2. Tracez le schéma d'une résistance en série avec un commutateur unipolaire, unidirectionnel et une source de 100 V.
(a) Le commutateur étant ouvert, quelle est la tension aux bornes de la résistance?
Quelle est la tension aux bornes du commutateur ouvert?
(b) Le commutateur étant fermé, quelles sont les tensions aux bornes de la résistance et du commutateur?
(c) Est-ce que les chutes de tension dans les différents éléments du circuit en série s'ajoutent pour former, dans chaque cas, une tension égale à celle de la tension appliquée?
3. Tracez le schéma d'un fusible en série avec la résistance d'une lampe de 100 W, 120 V, branchée à une source de 120 V.
(a) Quel calibre de fusible peut-on utiliser? (b) Quelle est la tension aux bornes d'un fusible en bon état?
(c) Quelle est la tension aux bornes du fusible quand il est coupé?
4. Comparez la résistance de deux conducteurs: 30 m de fil de cuivre n° 10 et de 60 m de fil de cuivre n° 7.
5. Quelle est la résistance à chaud d'une lampe de 300 W, 120 V, fonctionnant avec son courant de charge normal?
6. Quelle est la résistance d'une lamelle de silicium de 0,1 cm de longueur et de 1 cm² de section?
7. Un câble constitué de deux longueurs de fil de cuivre n° 10 est court-circuité à une extrémité. La résistance mesurée du côté ouvert est de 10 Ω.
Quelle est la longueur du câble en mètres? (Température 25°C.)
8. (a) Combien faut-il de charges de trous pour former une charge de 1 C?
(b) Combien faut-il d'électrons?
(c) Combien faut-il d'ions dont la charge négative est égale à celle de un électron?
9. (a) Si un fil de cuivre a une résistance de 4Ω à 0°C, quelle est sa résistance à 75°C?
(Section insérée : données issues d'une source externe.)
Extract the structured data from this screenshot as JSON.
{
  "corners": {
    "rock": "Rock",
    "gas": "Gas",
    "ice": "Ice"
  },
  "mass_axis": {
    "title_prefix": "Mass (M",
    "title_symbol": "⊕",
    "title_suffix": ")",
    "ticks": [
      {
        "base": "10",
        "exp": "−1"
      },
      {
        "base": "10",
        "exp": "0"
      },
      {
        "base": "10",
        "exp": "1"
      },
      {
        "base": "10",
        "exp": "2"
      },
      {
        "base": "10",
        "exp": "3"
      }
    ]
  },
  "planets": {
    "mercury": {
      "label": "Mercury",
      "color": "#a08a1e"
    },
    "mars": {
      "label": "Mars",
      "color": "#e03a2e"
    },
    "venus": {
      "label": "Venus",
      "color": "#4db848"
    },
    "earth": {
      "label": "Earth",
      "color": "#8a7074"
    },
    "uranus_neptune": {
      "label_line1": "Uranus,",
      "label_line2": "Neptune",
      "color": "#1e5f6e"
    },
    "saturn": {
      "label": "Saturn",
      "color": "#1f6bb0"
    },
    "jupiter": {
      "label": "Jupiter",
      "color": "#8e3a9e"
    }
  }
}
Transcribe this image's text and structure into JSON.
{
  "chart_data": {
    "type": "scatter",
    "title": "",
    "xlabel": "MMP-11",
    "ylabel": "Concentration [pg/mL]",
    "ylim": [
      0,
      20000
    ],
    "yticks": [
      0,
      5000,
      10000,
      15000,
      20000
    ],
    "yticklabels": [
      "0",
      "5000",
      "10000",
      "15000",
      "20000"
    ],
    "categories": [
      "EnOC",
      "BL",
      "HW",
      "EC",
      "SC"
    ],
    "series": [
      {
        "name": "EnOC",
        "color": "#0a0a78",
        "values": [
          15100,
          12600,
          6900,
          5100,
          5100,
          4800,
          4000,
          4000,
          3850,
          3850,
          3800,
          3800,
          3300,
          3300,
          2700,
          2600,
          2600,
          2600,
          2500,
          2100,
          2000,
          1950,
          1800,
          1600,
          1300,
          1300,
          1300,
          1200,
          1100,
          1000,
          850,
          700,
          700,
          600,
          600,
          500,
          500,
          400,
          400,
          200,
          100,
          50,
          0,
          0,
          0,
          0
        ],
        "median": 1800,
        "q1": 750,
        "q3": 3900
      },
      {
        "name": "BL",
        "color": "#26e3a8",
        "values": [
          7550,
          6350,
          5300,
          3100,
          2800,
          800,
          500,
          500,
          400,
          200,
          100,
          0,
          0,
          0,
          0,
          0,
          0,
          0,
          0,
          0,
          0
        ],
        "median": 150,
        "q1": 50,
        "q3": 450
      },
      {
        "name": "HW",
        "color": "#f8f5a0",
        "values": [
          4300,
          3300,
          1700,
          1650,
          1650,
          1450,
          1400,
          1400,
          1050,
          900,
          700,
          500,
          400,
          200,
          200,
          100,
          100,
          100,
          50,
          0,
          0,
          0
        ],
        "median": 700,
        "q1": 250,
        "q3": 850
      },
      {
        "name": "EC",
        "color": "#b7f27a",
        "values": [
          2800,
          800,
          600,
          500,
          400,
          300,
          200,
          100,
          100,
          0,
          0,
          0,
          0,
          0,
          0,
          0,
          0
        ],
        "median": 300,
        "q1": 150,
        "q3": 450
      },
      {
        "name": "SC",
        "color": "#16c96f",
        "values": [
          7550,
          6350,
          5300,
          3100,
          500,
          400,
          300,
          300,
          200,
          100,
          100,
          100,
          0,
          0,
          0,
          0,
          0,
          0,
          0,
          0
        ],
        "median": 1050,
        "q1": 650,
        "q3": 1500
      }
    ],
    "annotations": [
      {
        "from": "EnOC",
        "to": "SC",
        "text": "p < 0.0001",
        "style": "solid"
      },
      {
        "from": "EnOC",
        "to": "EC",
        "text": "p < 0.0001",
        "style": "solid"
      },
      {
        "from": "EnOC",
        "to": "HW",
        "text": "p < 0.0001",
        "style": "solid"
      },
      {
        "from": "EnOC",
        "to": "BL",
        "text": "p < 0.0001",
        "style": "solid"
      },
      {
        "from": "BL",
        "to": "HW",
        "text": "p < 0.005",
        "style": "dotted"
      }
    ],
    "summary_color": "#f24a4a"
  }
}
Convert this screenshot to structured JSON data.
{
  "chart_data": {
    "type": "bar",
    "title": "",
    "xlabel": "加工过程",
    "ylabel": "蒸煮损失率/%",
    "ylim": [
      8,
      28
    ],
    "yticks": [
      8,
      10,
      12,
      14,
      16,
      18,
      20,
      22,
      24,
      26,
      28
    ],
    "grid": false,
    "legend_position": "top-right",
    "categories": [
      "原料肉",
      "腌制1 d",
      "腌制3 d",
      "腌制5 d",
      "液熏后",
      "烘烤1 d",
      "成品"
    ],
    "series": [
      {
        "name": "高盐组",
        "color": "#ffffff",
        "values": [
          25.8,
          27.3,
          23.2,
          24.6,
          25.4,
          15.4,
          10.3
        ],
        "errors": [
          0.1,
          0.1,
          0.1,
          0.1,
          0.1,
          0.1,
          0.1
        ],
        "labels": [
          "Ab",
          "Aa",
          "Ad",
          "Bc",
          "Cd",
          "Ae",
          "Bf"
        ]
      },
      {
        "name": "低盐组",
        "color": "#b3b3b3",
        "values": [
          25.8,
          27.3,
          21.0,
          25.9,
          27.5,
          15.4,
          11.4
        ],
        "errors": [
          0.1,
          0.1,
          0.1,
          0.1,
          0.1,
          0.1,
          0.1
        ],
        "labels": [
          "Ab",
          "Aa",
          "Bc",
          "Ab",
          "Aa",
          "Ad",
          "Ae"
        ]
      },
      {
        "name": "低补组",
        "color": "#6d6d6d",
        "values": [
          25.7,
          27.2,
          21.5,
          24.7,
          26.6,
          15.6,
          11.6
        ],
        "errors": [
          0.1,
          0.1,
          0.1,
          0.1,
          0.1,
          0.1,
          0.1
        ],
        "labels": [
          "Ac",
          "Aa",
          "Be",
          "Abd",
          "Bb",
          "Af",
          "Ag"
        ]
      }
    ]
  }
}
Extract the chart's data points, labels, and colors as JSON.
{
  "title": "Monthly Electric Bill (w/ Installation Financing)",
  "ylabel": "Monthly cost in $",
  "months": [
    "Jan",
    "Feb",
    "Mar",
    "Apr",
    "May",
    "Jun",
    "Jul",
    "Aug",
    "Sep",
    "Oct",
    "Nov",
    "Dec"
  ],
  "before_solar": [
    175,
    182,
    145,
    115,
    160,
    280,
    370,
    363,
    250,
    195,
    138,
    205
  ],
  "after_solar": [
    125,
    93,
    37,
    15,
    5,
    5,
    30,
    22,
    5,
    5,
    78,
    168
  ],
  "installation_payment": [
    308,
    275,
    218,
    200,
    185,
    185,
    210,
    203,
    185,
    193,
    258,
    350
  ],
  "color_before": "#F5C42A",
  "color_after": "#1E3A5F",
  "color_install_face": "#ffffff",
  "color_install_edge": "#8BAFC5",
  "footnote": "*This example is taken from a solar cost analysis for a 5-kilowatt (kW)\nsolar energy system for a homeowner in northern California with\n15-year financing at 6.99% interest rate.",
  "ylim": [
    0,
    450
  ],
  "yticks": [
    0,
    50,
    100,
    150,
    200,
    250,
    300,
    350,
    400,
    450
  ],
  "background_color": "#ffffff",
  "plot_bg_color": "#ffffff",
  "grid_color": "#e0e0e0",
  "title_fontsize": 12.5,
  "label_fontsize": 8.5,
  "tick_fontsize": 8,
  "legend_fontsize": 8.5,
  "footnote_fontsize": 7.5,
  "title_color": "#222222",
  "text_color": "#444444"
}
(b) Si ce fil est de n° 10, quelle est sa longueur en mètres?
10. Une bobine comprend 3000 spires de fil de cuivre n° 20.
Si la longueur moyenne d'une spire est de 10 cm, quelle est la résistance totale de la bobine?
Quelle sera sa résistance si on prend du fil n° 30 au lieu du fil n° 20? (Température 25°C.)
11. Calculez la chute de tension aux bornes de 331,86 m de fil n° 10 branché sur une charge de 2 A. (Température 0°C.)
12. Quelle est la plus petite dimension de fil de cuivre qui limite à 5 V la chute de tension en ligne quand on applique 120 V et que le courant de charge est de 6 A?
La longueur totale de la ligne est de 60 m.
Figure 10-16 Pour les problèmes 13 et 14.

13. En vous reportant à la figure 10-16, calculez le courant de charge I pour une chute de tension IR de 24,6 V qui ramène VR à 95,4 V pour une tension appliquée de 120 V. (Température 20°C.)
14. Calculez RL d'après la figure 10-16.